Robots.txt is a file located in the root directory of a website that defines rules for search engine bots on how to scan and index specific sections of the site.
Why do you need robots.txt?
👉 It allows you to permit or restrict search engine bots from scanning certain folders or sections of your website and indexing them in the search engine.
Key commands in robots.txt
- User-agent: Specifies which search engine bot the rules below apply to. If a specific bot name is mentioned, the rules apply only to that bot. If "*" is used, the rules apply to all search bots.
- Disallow: Prohibits the indexing of a specified section or folder of the site.
- Allow: Permits the indexing of a specified section of the site.
- Sitemap: Specifies the path to the sitemap.
- Host: Defines the primary domain of the website.
- Crawl-delay: Sets a delay for loading pages, often used for large websites. Although this command is considered outdated by many sources, it is still sometimes used as a legacy practice.
How to block your website from indexing via robots.txt?
User-agent: *
Disallow: /
This "/" means that everything starting from the root folder is blocked from being indexed.
If you want to block just a specific folder from indexing, you can specify it like this:
User-agent: *
Disallow: /admin
In this case, the entire site will be indexed except for the "admin" folder.

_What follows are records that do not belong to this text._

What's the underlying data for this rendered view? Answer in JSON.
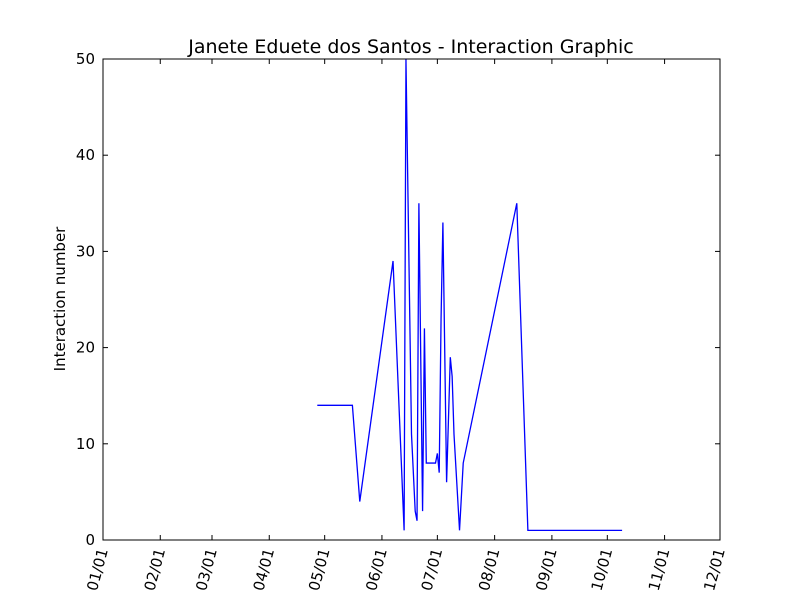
{
  "chart_data": {
    "type": "line",
    "title": "Janete Eduete dos Santos - Interaction Graphic",
    "xlabel": "",
    "ylabel": "Interaction number",
    "ylim": [
      0,
      50
    ],
    "xlim": [
      "01/01",
      "12/01"
    ],
    "x_ticks": [
      "01/01",
      "02/01",
      "03/01",
      "04/01",
      "05/01",
      "06/01",
      "07/01",
      "08/01",
      "09/01",
      "10/01",
      "11/01",
      "12/01"
    ],
    "y_ticks": [
      0,
      10,
      20,
      30,
      40,
      50
    ],
    "grid": false,
    "line_color": "#0000ff",
    "series": [
      {
        "x": [
          "04/27",
          "05/16",
          "05/20",
          "06/07",
          "06/13",
          "06/14",
          "06/17",
          "06/19",
          "06/20",
          "06/21",
          "06/23",
          "06/24",
          "06/25",
          "06/26",
          "06/28",
          "06/30",
          "07/01",
          "07/02",
          "07/03",
          "07/04",
          "07/06",
          "07/08",
          "07/09",
          "07/10",
          "07/13",
          "07/15",
          "08/13",
          "08/19",
          "09/10",
          "10/09"
        ],
        "y": [
          14,
          14,
          4,
          29,
          1,
          50,
          11,
          3,
          2,
          35,
          3,
          22,
          8,
          8,
          8,
          8,
          9,
          7,
          23,
          33,
          6,
          19,
          17,
          11,
          1,
          8,
          35,
          1,
          1,
          1
        ]
      }
    ]
  }
}
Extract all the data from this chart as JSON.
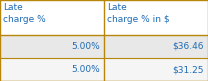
{
  "col1_header": "Late\ncharge %",
  "col2_header": "Late\ncharge % in $",
  "rows": [
    [
      "5.00%",
      "$36.46"
    ],
    [
      "5.00%",
      "$31.25"
    ]
  ],
  "header_bg": "#ffffff",
  "row_bg_odd": "#e8e8e8",
  "row_bg_even": "#f5f5f5",
  "border_color": "#b8860b",
  "text_color": "#1f6bb5",
  "header_font_size": 6.5,
  "row_font_size": 6.5,
  "fig_width": 2.08,
  "fig_height": 0.81,
  "dpi": 100
}
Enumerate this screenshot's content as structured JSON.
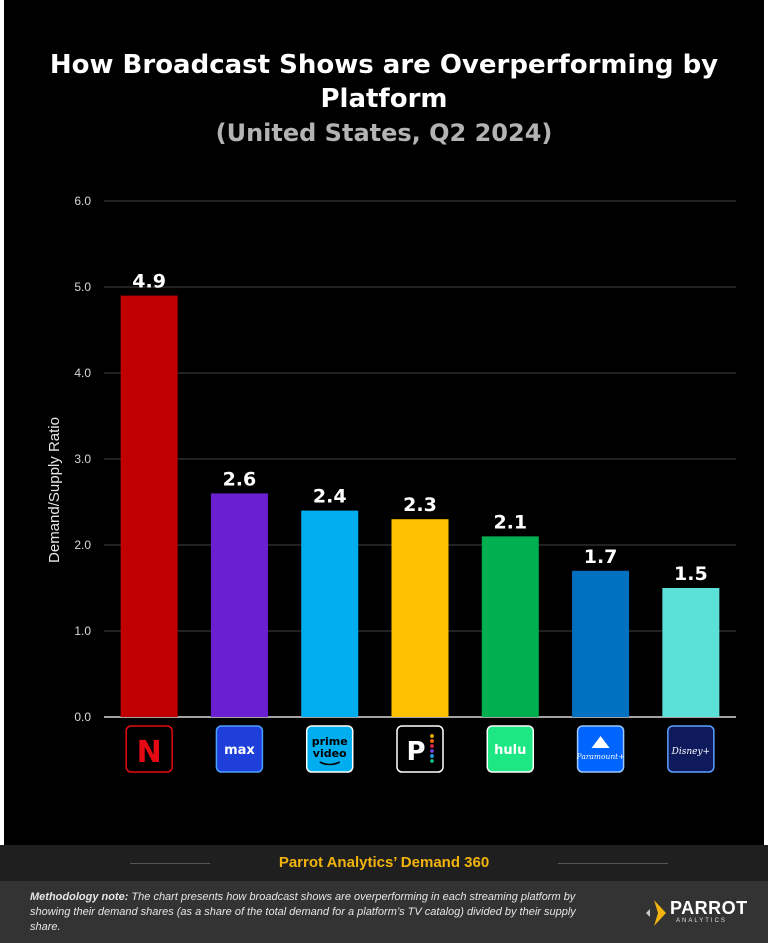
{
  "title": "How Broadcast Shows are Overperforming by Platform",
  "subtitle": "(United States, Q2 2024)",
  "chart_data": {
    "type": "bar",
    "title": "How Broadcast Shows are Overperforming by Platform",
    "subtitle": "(United States, Q2 2024)",
    "xlabel": "",
    "ylabel": "Demand/Supply Ratio",
    "ylim": [
      0,
      6
    ],
    "yticks": [
      "0.0",
      "1.0",
      "2.0",
      "3.0",
      "4.0",
      "5.0",
      "6.0"
    ],
    "grid": true,
    "categories": [
      "Netflix",
      "Max",
      "Prime Video",
      "Peacock",
      "Hulu",
      "Paramount+",
      "Disney+"
    ],
    "values": [
      4.9,
      2.6,
      2.4,
      2.3,
      2.1,
      1.7,
      1.5
    ],
    "labels": [
      "4.9",
      "2.6",
      "2.4",
      "2.3",
      "2.1",
      "1.7",
      "1.5"
    ],
    "colors": [
      "#c00000",
      "#6a1fd0",
      "#00aeef",
      "#ffc000",
      "#00b050",
      "#0070c0",
      "#5ce1d9"
    ],
    "logo_text": [
      "N",
      "max",
      "prime video",
      "P",
      "hulu",
      "Paramount+",
      "Disney+"
    ]
  },
  "footer": {
    "source": "Parrot Analytics’ Demand 360",
    "method_label": "Methodology note:",
    "method_text": " The chart presents how broadcast shows are overperforming in each streaming platform by showing their demand shares (as a share of the total demand for a platform’s TV catalog) divided by their supply share.",
    "logo_word": "PARROT",
    "logo_sub": "ANALYTICS"
  },
  "colors": {
    "background": "#000000",
    "accent": "#f2b40c",
    "grid": "#444444"
  }
}
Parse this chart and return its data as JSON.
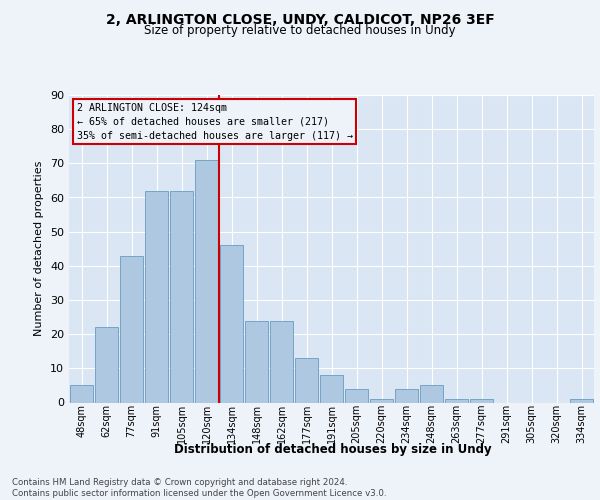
{
  "title1": "2, ARLINGTON CLOSE, UNDY, CALDICOT, NP26 3EF",
  "title2": "Size of property relative to detached houses in Undy",
  "xlabel": "Distribution of detached houses by size in Undy",
  "ylabel": "Number of detached properties",
  "categories": [
    "48sqm",
    "62sqm",
    "77sqm",
    "91sqm",
    "105sqm",
    "120sqm",
    "134sqm",
    "148sqm",
    "162sqm",
    "177sqm",
    "191sqm",
    "205sqm",
    "220sqm",
    "234sqm",
    "248sqm",
    "263sqm",
    "277sqm",
    "291sqm",
    "305sqm",
    "320sqm",
    "334sqm"
  ],
  "values": [
    5,
    22,
    43,
    62,
    62,
    71,
    46,
    24,
    24,
    13,
    8,
    4,
    1,
    4,
    5,
    1,
    1,
    0,
    0,
    0,
    1
  ],
  "bar_color": "#adc8e0",
  "bar_edge_color": "#6a9bbf",
  "vline_x": 5.5,
  "vline_color": "#cc0000",
  "annotation_line1": "2 ARLINGTON CLOSE: 124sqm",
  "annotation_line2": "← 65% of detached houses are smaller (217)",
  "annotation_line3": "35% of semi-detached houses are larger (117) →",
  "box_edge_color": "#cc0000",
  "ylim": [
    0,
    90
  ],
  "yticks": [
    0,
    10,
    20,
    30,
    40,
    50,
    60,
    70,
    80,
    90
  ],
  "footer_text": "Contains HM Land Registry data © Crown copyright and database right 2024.\nContains public sector information licensed under the Open Government Licence v3.0.",
  "background_color": "#eef2f9",
  "plot_background": "#dbe6f4"
}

To block a specific pattern of URLs, you can use a wildcard (e.g., "*"):
User-agent: *
Disallow: /*parts_of_url*
This tells bots that any URL containing the specified pattern should not be indexed.

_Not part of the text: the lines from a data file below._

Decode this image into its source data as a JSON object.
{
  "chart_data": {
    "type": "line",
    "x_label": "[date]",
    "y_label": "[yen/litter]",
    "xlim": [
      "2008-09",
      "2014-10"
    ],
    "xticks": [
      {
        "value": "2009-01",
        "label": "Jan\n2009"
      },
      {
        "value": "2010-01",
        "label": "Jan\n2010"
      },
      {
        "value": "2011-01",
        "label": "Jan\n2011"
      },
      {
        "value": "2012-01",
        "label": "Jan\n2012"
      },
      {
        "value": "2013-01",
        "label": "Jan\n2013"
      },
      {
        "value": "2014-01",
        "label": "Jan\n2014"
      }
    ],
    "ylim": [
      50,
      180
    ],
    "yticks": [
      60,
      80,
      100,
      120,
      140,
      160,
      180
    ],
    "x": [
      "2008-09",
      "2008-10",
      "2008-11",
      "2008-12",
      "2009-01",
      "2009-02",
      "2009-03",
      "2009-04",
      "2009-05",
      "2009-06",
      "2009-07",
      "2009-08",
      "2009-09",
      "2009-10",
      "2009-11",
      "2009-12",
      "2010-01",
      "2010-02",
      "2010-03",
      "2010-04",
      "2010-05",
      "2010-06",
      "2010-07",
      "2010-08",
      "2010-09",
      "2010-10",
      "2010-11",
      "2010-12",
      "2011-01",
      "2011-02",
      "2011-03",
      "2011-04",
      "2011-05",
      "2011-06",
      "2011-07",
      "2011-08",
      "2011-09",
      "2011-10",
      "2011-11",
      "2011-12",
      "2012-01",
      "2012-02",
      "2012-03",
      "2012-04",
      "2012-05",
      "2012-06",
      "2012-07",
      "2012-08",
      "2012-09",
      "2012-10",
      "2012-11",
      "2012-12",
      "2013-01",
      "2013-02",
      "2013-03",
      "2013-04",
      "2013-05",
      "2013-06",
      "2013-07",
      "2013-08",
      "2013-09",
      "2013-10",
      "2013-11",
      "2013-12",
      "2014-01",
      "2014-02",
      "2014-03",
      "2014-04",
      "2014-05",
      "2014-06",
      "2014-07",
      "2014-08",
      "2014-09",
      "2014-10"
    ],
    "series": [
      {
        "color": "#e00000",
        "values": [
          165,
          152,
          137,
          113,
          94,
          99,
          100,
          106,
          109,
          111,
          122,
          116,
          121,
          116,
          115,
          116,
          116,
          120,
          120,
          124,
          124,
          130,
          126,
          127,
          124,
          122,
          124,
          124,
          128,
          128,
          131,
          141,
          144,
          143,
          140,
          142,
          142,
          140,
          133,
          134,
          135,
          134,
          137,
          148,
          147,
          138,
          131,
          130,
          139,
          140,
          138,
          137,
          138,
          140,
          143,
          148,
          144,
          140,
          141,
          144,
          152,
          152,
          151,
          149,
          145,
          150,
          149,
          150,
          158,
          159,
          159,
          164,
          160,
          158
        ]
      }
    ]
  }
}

How to allow website indexing via robots.txt?
User-agent: *
Disallow:
The absence of "/" allows the bot to scan everything within the domain.
How to allow only specific folders to be indexed via robots.txt?
User-agent: *
Disallow: /
Allow: /admin
Here, the entire site is blocked from indexing except for the "admin" folder.

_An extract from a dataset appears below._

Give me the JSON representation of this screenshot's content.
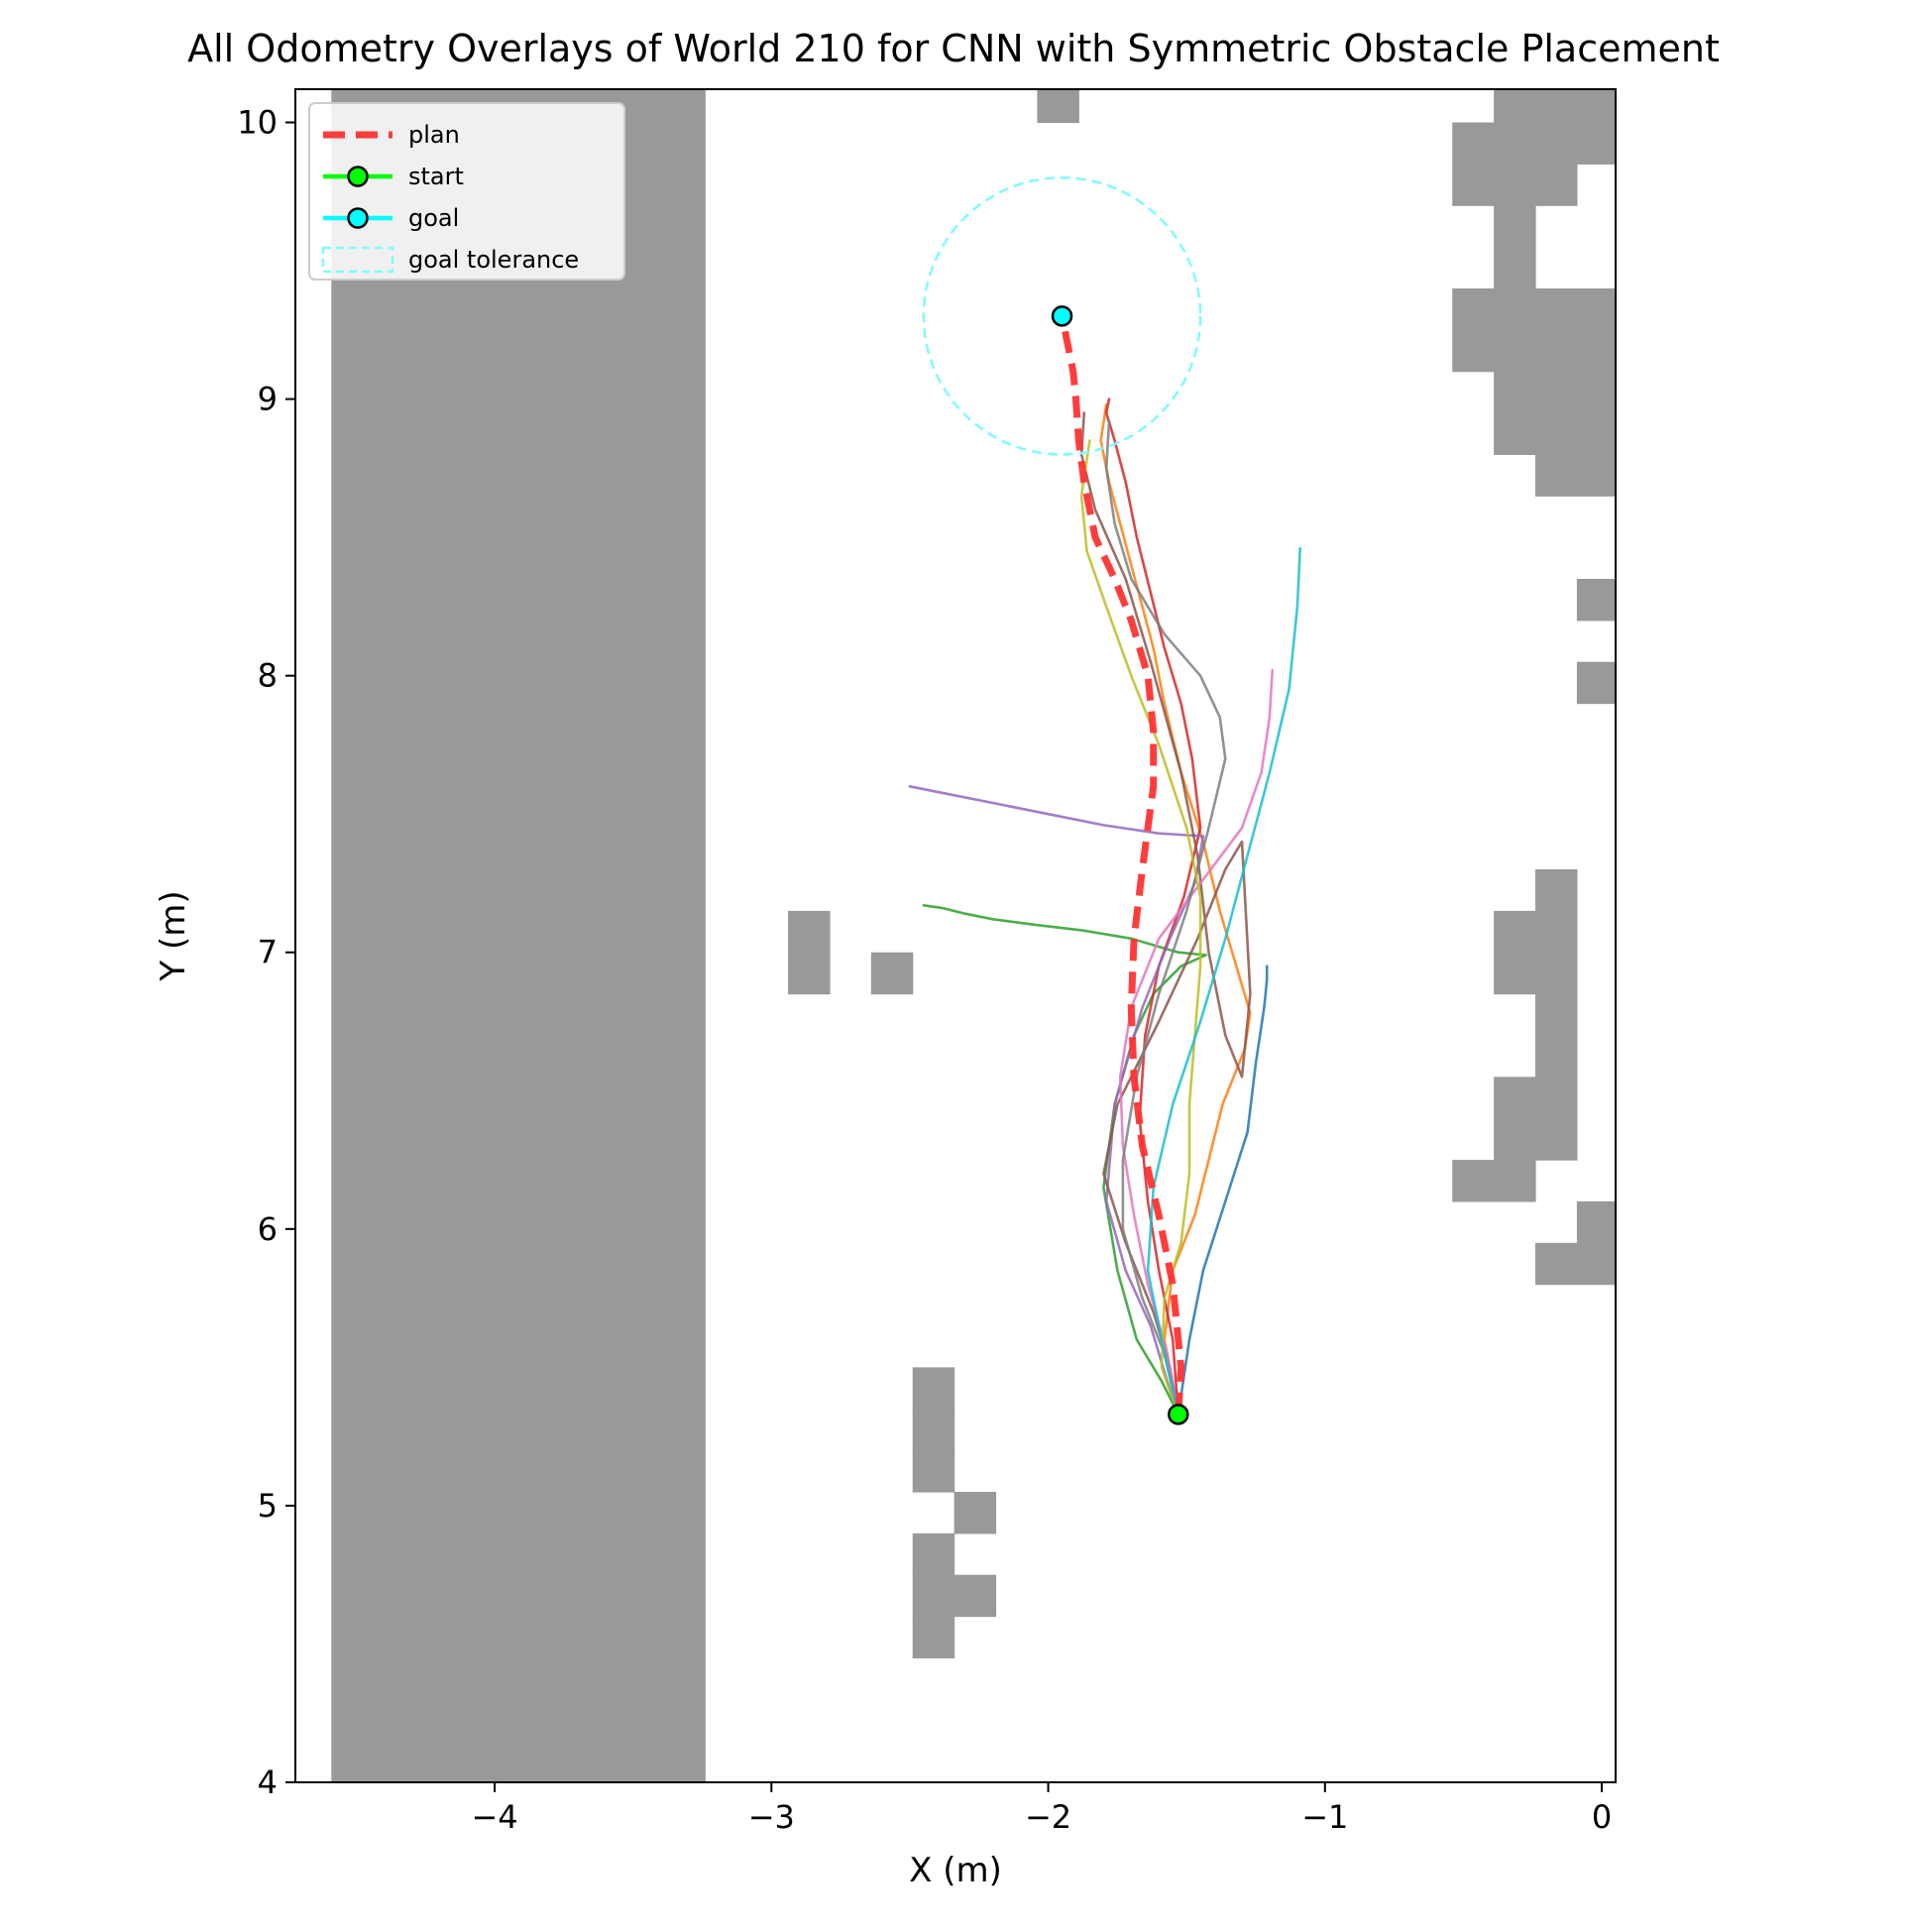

The "allow" command is usually used when you have a complex website structure where certain items within restricted folders need to be accessible to bots.
How to create robots.txt?
Robots.txt is typically created manually based on the following considerations:
👉 Analysis of the website root;
👉 Analysis of the website’s URL structure.
Usually, SEO specialists handle this when launching a website. If you don’t create a robots.txt file, your website will still be indexed by default.
How to test robots.txt?
Testing your robots.txt file can be done using the dedicated tool in Google Search Console, which allows you to check the effectiveness of the directives:
It’s important to note that the directives in robots.txt to block indexing are not always 100% followed. To ensure additional protection, you can also inject directives into the HTML code like this:
<meta name="robots" content="noindex, nofollow">
This command is immediately recognized by the bot when the HTML code is loaded and scanned, even if the bot doesn’t reference the robots.txt file.
These are the most important aspects of working with robots.txt. It’s a crucial step in launching a project and performing a technical SEO audit, one that should not be overlooked. We hope this material has been helpful to you. Until next time!